The Fastest-Growing Repo in GitHub History

The community response was immediate and extraordinary. Korean developer Sigrid Jin — previously profiled by the Wall Street Journal for single-handedly consuming 25 billion Claude Code tokens in a year — woke at 4 AM to the news and created instructkr/claw-code, a clean-room Python rewrite that captures architectural patterns without copying proprietary source directly. That repository hit 50,000 stars in roughly two hours, making it the fastest repo in GitHub history to reach that milestone. By April 1, it had crossed 55,800 stars and 58,200 forks.

Multiple other mirror repos and derivative projects popped up across GitHub and decentralized git platforms. Some added architectural breakdowns, ports to Rust and other languages, and experimental extensions. The raw source was preserved everywhere. Once code hits npm, there’s no putting it back.

Anthropic’s official response was carefully worded: “This was a release packaging issue caused by human error, not a security breach.” They emphasized that no customer data or credentials were exposed. Both points are technically accurate — the source map contained internal code, not user data, and it wasn’t the result of a cyberattack.

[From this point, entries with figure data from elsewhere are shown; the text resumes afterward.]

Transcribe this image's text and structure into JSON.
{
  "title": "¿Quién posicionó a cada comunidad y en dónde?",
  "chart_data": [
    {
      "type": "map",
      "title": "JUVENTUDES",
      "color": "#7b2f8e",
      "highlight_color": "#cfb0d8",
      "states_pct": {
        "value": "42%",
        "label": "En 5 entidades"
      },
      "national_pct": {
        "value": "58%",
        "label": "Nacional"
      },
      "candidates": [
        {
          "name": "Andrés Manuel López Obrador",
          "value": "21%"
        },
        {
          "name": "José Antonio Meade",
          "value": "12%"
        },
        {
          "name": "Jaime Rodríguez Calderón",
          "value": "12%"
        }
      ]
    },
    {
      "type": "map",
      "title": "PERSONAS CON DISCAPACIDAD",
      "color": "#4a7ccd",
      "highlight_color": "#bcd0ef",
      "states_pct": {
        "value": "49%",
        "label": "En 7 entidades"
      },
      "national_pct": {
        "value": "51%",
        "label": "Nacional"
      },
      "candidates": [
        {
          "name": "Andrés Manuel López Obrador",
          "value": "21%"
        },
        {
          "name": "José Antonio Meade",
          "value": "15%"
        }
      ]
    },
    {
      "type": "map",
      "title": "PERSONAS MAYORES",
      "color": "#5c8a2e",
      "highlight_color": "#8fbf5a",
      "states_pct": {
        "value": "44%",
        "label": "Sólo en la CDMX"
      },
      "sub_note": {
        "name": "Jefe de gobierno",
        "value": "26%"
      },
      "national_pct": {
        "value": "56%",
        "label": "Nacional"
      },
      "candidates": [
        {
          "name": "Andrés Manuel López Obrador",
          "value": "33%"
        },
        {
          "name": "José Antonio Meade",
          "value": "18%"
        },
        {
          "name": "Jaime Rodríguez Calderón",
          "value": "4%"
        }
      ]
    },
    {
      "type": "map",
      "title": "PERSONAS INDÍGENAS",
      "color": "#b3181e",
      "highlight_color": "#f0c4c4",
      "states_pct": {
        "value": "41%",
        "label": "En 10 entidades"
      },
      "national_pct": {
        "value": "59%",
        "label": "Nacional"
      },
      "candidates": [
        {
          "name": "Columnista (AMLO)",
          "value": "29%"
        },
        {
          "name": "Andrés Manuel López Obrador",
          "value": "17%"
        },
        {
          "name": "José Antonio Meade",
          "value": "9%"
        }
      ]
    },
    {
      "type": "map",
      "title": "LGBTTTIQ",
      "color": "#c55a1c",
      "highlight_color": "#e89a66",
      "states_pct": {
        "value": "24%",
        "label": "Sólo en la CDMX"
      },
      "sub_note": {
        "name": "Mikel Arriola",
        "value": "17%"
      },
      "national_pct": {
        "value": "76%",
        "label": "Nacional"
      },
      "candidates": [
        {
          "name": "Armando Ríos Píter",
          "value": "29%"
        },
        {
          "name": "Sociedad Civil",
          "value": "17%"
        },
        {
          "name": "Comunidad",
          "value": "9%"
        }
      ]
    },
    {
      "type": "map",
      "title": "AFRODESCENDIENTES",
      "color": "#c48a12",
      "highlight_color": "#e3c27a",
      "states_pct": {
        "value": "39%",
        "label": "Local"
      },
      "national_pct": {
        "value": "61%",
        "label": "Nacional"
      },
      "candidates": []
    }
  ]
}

But calling it “not a security breach” sidesteps the real damage. The 44 feature flags are a detailed unreleased feature roadmap. KAIROS shows competitors exactly where Anthropic is headed with autonomous agents. The anti-distillation mechanisms reveal defensive strategies that lose their effectiveness once exposed. You can refactor the code. You can’t un-leak a strategic surprise.

There’s also a supply chain angle worth noting. Between 00:21 and 03:29 UTC on March 31, anyone who installed or updated Claude Code via npm may have pulled in a malicious version of axios (1.14.1 or 0.30.4) containing a Remote Access Trojan. This wasn’t Anthropic’s fault directly — it was an opportunistic attack by threat actors exploiting the chaos — but it highlights how npm supply chain security remains fragile, and how a high-profile incident creates a feeding frenzy for bad actors.

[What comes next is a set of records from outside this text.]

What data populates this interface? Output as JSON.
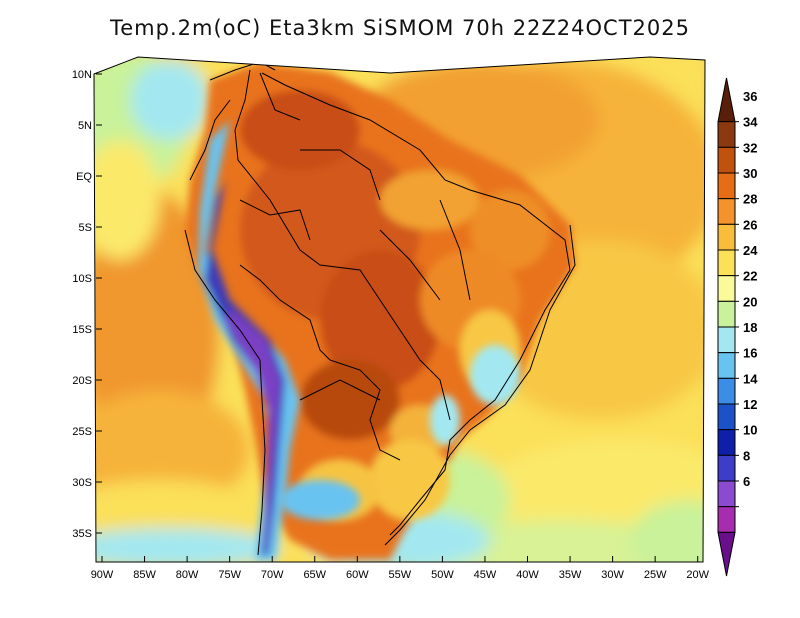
{
  "title": "Temp.2m(oC) Eta3km SiSMOM 70h 22Z24OCT2025",
  "lat_labels": [
    "10N",
    "5N",
    "EQ",
    "5S",
    "10S",
    "15S",
    "20S",
    "25S",
    "30S",
    "35S"
  ],
  "lon_labels": [
    "90W",
    "85W",
    "80W",
    "75W",
    "70W",
    "65W",
    "60W",
    "55W",
    "50W",
    "45W",
    "40W",
    "35W",
    "30W",
    "25W",
    "20W"
  ],
  "colorbar": {
    "labels": [
      "36",
      "34",
      "32",
      "30",
      "28",
      "26",
      "24",
      "22",
      "20",
      "18",
      "16",
      "14",
      "12",
      "10",
      "8",
      "6"
    ],
    "colors": [
      "#5a1f0a",
      "#8b3a10",
      "#c0520e",
      "#e56d16",
      "#f4932b",
      "#fabd3b",
      "#fbe157",
      "#fafa9a",
      "#c9f29a",
      "#a3e8f0",
      "#69c3f0",
      "#3c8de6",
      "#1c52c8",
      "#0e1faa",
      "#3d3dc9",
      "#8a4bd1",
      "#a62db0",
      "#6a0f8c"
    ]
  }
}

Some developers on Twitter started wondering if the leaks are intentional — a PR stunt dressed up as incompetence. Two leaks in five days is suspicious timing, and the Claude Code leak did generate an enormous amount of positive buzz about features like KAIROS and the Buddy companion system. But Occam’s razor points to a simpler explanation: moving fast and shipping frequently makes configuration mistakes statistically inevitable, especially when your bundler generates source maps by default and your CI pipeline doesn’t catch their inclusion.

The deeper question is what this means for Anthropic’s positioning. They’ve built their brand on being the careful, safety-focused AI company. Two accidental data exposures in a single week doesn’t destroy that brand overnight, but it creates a gap between messaging and execution that competitors will absolutely exploit. When you’re selling trust, your operational security is your marketing.

What the leak really shows, though, is that Anthropic is building something substantially more ambitious than what’s currently shipping. KAIROS isn’t a minor feature — it’s an entirely different paradigm for how developers interact with AI tools. The anti-distillation mechanisms reveal a company thinking multiple moves ahead about competitive defense. And the sheer scale of the codebase — 512,000 lines with 44 unreleased feature flags — suggests Claude Code’s current form is just the visible tip of a much larger product vision. The roadmap is out in the open now. The race to build always-on AI agents just got a lot more crowded.